Avertissement : je ne suis ni psychologue, ni une professionnelle de la santé. Cependant, certains de ces trucs me furent offerts par une ergothérapeute et m'ont personnellement aidée à être mieux dans ma peau. Bien sûr, la recette magique pour se sentir mieux n’existe pas, cependant rien n'empêche de sensibiliser autrui.


Salutation! Le but de cet article, comme peut le laisser croire le titre, ne donnera pas des conseils sur comment s'améliorer physiquement, non plus une liste de produits de beauté essentiels ou les meilleurs exercices à faire pour mincir ou être musclé. Malgré que toutes ces choses pourraient aider quelqu’un à être à son meilleur, le bien-être n’est pas seulement une transformation physique, mais aussi un changement dans notre psychologie, notre perception, nos pensées, bref, de notre être intérieur. De plus, donner de simples trucs ne vont pas régler vos problèmes d’un seul coup ou augmenter votre estime immédiatement. Évidemment, se sentir mieux dans sa peau est un processus qui se traduit par «un enchaînement ordonné de faits ou de phénomènes, répondant à un certain schéma et aboutissant à quelque chose» d’après le Larousse. Ainsi, bien que des pratiques pour améliorer notre apparence visible peut aider notre estime de soi, celles-ci ne sont pas nécessairement accessible universellement pour diverses raisons (manque de temps, moyens financiers, etc.) Alors je vous propose 5 conseils très simples dont la mise en pratique peut s'avérer efficace pour atteindre un bien-être intérieur. Si vous les connaissez déjà, prenez-le alors comme un rappel!



1. Se valider


Je sais. Vous allez me dire «assez ridicule comme conseil», mais qui à changer ma perspective sur la façon dont je dois me considérer. S’auto-valider consiste, tout d’abord, à ne pas attendre la reconnaissance et l’acceptation de nos pairs (famille, amis, amoureux) sur nos choix de vie, nos comportements, mais à se donner cette acceptation nous-même. Je m’explique. Prenons l'exemple de lorsque vous vous sentez tristes ou stressés. Nous avons tendance à ne pas accepter cet état désagréable et même à s’en vouloir de se sentir de telle façon. Pourtant, ces sentiments sont normaux et communs à tous. Être stressé, triste, déprimé, ça arrive et c'est acceptable. Après tout, nous ne sommes pas des automates, mais des être humains.
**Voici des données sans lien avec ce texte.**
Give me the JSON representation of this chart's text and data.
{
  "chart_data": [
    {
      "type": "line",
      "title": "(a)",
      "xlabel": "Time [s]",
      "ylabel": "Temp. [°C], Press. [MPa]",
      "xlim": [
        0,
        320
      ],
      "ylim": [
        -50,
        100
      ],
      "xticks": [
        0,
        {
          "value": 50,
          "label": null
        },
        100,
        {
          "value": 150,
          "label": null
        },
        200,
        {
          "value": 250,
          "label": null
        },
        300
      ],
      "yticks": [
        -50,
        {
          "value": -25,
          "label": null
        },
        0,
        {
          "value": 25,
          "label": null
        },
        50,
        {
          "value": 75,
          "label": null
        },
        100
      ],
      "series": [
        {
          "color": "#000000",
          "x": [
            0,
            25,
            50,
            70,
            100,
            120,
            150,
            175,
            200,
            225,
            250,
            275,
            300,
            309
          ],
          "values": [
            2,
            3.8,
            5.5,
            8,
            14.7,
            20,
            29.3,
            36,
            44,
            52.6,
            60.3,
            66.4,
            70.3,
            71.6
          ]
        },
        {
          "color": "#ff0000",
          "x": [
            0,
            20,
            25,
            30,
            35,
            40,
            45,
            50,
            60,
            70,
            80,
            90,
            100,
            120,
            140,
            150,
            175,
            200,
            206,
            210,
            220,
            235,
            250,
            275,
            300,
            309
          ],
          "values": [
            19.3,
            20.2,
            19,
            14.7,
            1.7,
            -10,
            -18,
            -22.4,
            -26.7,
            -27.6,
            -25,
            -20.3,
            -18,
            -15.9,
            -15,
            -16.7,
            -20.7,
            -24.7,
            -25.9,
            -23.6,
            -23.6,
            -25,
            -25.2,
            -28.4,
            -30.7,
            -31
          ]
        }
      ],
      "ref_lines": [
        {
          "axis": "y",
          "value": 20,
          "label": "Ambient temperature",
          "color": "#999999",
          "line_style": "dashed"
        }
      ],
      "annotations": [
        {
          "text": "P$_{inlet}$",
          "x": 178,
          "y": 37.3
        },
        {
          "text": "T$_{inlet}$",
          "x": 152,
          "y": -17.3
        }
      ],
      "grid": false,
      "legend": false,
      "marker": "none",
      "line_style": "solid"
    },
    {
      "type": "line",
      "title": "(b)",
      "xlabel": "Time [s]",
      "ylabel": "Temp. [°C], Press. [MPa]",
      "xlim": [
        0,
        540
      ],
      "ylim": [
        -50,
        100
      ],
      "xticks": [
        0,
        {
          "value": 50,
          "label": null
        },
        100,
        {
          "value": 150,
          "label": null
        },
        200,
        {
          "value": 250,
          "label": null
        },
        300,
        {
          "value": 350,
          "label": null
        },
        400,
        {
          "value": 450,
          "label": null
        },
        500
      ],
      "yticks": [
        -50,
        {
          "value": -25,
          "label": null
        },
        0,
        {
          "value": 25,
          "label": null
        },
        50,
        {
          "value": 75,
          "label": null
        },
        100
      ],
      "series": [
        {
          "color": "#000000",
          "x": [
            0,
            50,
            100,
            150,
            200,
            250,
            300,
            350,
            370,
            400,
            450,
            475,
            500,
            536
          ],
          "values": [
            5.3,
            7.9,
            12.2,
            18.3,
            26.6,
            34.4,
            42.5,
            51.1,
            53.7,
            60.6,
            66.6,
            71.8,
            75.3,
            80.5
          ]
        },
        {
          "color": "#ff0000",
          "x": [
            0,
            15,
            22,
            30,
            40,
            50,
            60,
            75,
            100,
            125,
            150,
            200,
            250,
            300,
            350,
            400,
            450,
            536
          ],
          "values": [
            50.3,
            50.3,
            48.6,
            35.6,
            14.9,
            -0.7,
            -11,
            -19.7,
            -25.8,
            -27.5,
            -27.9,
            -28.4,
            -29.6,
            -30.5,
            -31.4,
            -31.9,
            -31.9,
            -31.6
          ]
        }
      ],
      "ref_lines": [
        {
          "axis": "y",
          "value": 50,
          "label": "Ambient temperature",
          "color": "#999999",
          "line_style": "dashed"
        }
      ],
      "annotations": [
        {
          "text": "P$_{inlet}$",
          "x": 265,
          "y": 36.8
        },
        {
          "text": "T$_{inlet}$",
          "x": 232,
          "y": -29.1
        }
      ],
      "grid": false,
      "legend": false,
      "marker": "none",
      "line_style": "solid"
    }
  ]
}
S’auto-valider c’est se dire «à ce moment précis, je me sens triste, extrêmement stressé(e), anxieux(se), etc. et c’est correct, j’ai le droit de me sentir de cette façon, car ce que je vis n’est pas facile». C’est se rappeler que, même si un instant précis je me sens d’une telle manière qui ne m'est pas plaisante, elle ne définit pas ma personne puisque les émotions humaines sont soumises à des changements constants. Ainsi, puisque les émotions sont en fluctuations, il est important de ne pas se reprocher ce que nous vivons qui est surement déjà dur à gérer, mais au contraire de l'accepter pour ensuite dire : «Ça va mal, mais je sais que j'irais bien.»


Je tiens à dire que ce conseil peut aussi convenir aux personnes atteintes de troubles mentaux où s’auto-évaluer et se valider est un pas important pour arriver à mieux vivre avec dites troubles.


Souvent, on ne réalise pas que notre pire ennemi c'est nous même. Pourtant, les facteurs externes de la vie rendent déjà celle-ci assez difficile, alors pourquoi en rajouter plus? Au contraire, soyons notre propre allié. Ainsi, la prochaine fois que vous vous frustrerez contre vous-même, car vous êtes incapable de réussir une certaine tâche, tapotez-vous le dos et rappeler vous qu'il toujours possible réessayer jusqu’à succès de celle-ci. De même, ne vous en voulez pas d'être trop sensible ou de ressentir n'importe qu'elle émotion négative, au contraire, soulagez-vous en vous disant que ça va aller, on l'accepte, on évacue cette émotions indésirable, ensuite on se relève et on continue! Rappelez-vous, c'est correct d'être imparfait.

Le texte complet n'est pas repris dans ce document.